Above is a link to Something Awful. I've mentioned them before, and they am funny. They also drew my attention to this site:

Ewwwwwww! Matt Sandwich isn't a fan of hippies. It was all well and good in the sixties, when hippies were doing things like promoting equality, producing bands like Love, and I guess smelling kinda weird. But these days, when 'the scene' is dominated by whippersnappers who are better termed "credit card hippies," "Xippies" (for Generation X hippies), and "Trustifarians," with their hackysacks, tie-dyed togs and well-funded attempts to be countercultural, it's more than a tad silly.

Never fear, though. Plenty of the lonely, patchouli-scented, hearts on this site are just plain old enough to know that things are a little different here in the 21st century. But they're clinging. I know, plenty of aging hippies are out there doing great things to help the poor and disenfranchised. But I don't think they're self-indulgent enough to join this site.

Check in. Have a chuckle and a shudder at the same time. And no, I'm not trying to prove my DLC bona fides. I really do think they're goofy, and I still don't think we need to move to the right.

Editorial on SocSec Privatization

Ahhh, yes. This sort of information doesn't seem to get much attention in "news" stories. The last bastion of hope seems to be coming from a few responsible columnists here and there. Consider this:

"It should come as no shock that individual investors might not do as well as hoped [were Social Security privatized]. The stock market's historical returns - some 7 percent a year - are predicated on a hypothetical investor who bought an array of stocks in the past, reinvested all dividends, never cashed in and never paid commissions or fees. That's not how investing works in the real world. An especially grave danger is that investors would withdraw their funds before retirement, a pattern that is pronounced in 401(k) plans. It would be politically very difficult to refuse people access to accounts that were sold to them on the premise that they - not the government - would own them."

I don't suppose anyone out there has heard the admin suggest the waiving of brokerage fees under this plan. As you can see from earlier posts of mine, countries that have gone the privatization route have found that seniors are losing more to brokers than they are collecting in benefits.....

Required reading, hot off the presses.

God Goes Ga-Ga on Gridiron

The idea of religion in sports (not to mention the Grammies, et al) has bugged me ever since my high school football team prayed before our games.
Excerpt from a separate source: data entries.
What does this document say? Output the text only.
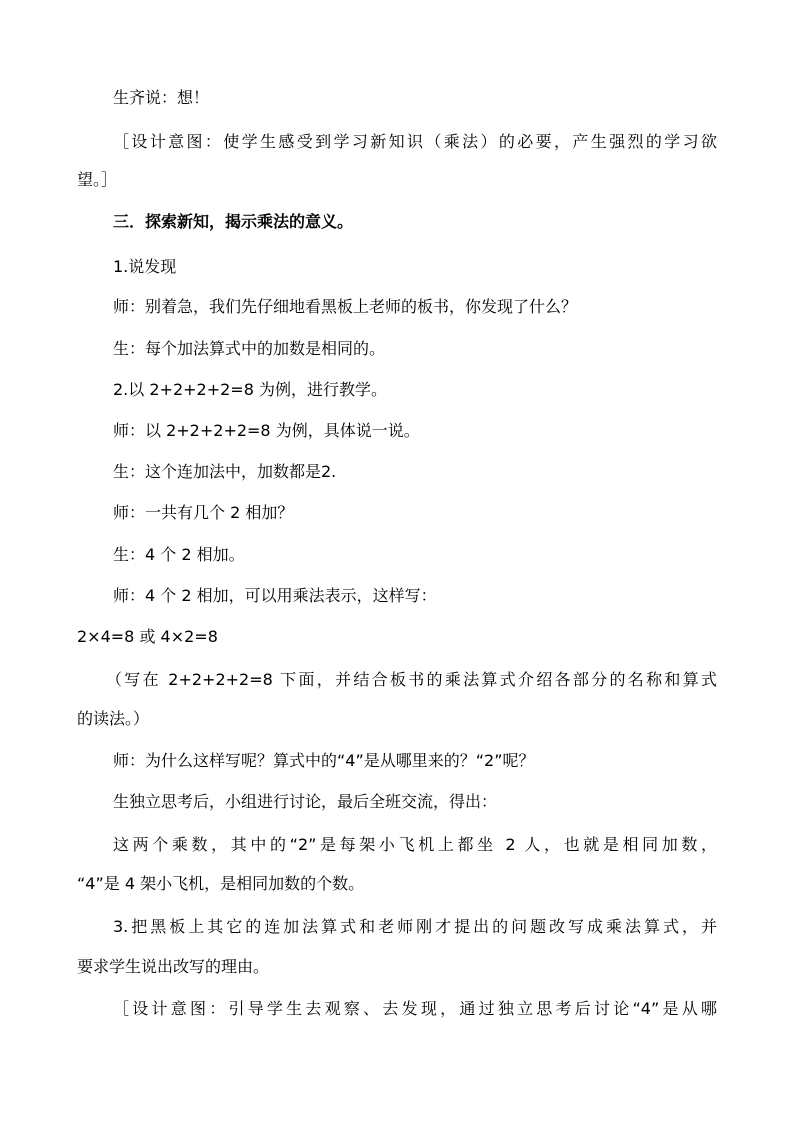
生齐说：想！
［设计意图：使学生感受到学习新知识（乘法）的必要，产生强烈的学习欲
望。］
三．探索新知，揭示乘法的意义。
1.说发现
师：别着急，我们先仔细地看黑板上老师的板书，你发现了什么？
生：每个加法算式中的加数是相同的。
2.以 2+2+2+2=8 为例，进行教学。
师：以 2+2+2+2=8 为例，具体说一说。
生：这个连加法中，加数都是2.
师：一共有几个 2 相加？
生：4 个 2 相加。
师：4 个 2 相加，可以用乘法表示，这样写：
2×4=8 或 4×2=8
（写在 2+2+2+2=8 下面，并结合板书的乘法算式介绍各部分的名称和算式
的读法。）
师：为什么这样写呢？算式中的“4”是从哪里来的？“2”呢？
生独立思考后，小组进行讨论，最后全班交流，得出：
这两个乘数，其中的“2”是每架小飞机上都坐 2 人，也就是相同加数，
“4”是 4 架小飞机，是相同加数的个数。
3.把黑板上其它的连加法算式和老师刚才提出的问题改写成乘法算式，并
要求学生说出改写的理由。
［设计意图：引导学生去观察、去发现，通过独立思考后讨论“4”是从哪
That said, I admired the fact that the coaches who led the prayer never prayed for victory, but for safety, fair play and camaraderie. Still, it seemed odd to think that an omniscient being would be very concerned. Today I ran across an article on that had something to say on the topic. And I think it (unintentionally) points out something that might illuminate the ways in which the left and the right can't seem to find common ground on religion...

"The most common and notorious misrepresentation is that religious players frequently credit the Almighty for their making the big play or winning the game, as if the Christian (and non-Christian) players on the opposing team did not enjoy equal standing before God, and as if the purpose of faith is to get ahead on the scoreboard. Equally troubling is the frequent dissonance between players' religious words and decidedly irreligious behavior. Barry Bonds is a serial sky-pointer and a man who credits God for his tremendous success on the field, yet to many in the public he is considered a steroid-using cheater. The football player recently fined $75,000 for the vicious hit on Green Bay Packers receiver Robert Ferguson is the same Donovin Dariuswho appears in the NFL Network program declaring his commitment to use his football playing to glorify God." - Tom Krattenmaker

You have to have a subscription to read the full article, of course. Anyway, liberals seem to demand a higher level of accountability from openly religious individuals. Righties seem to use religion as a blanket excuse for bad behavior (Swaggart, Baker, Ashcroft, etc).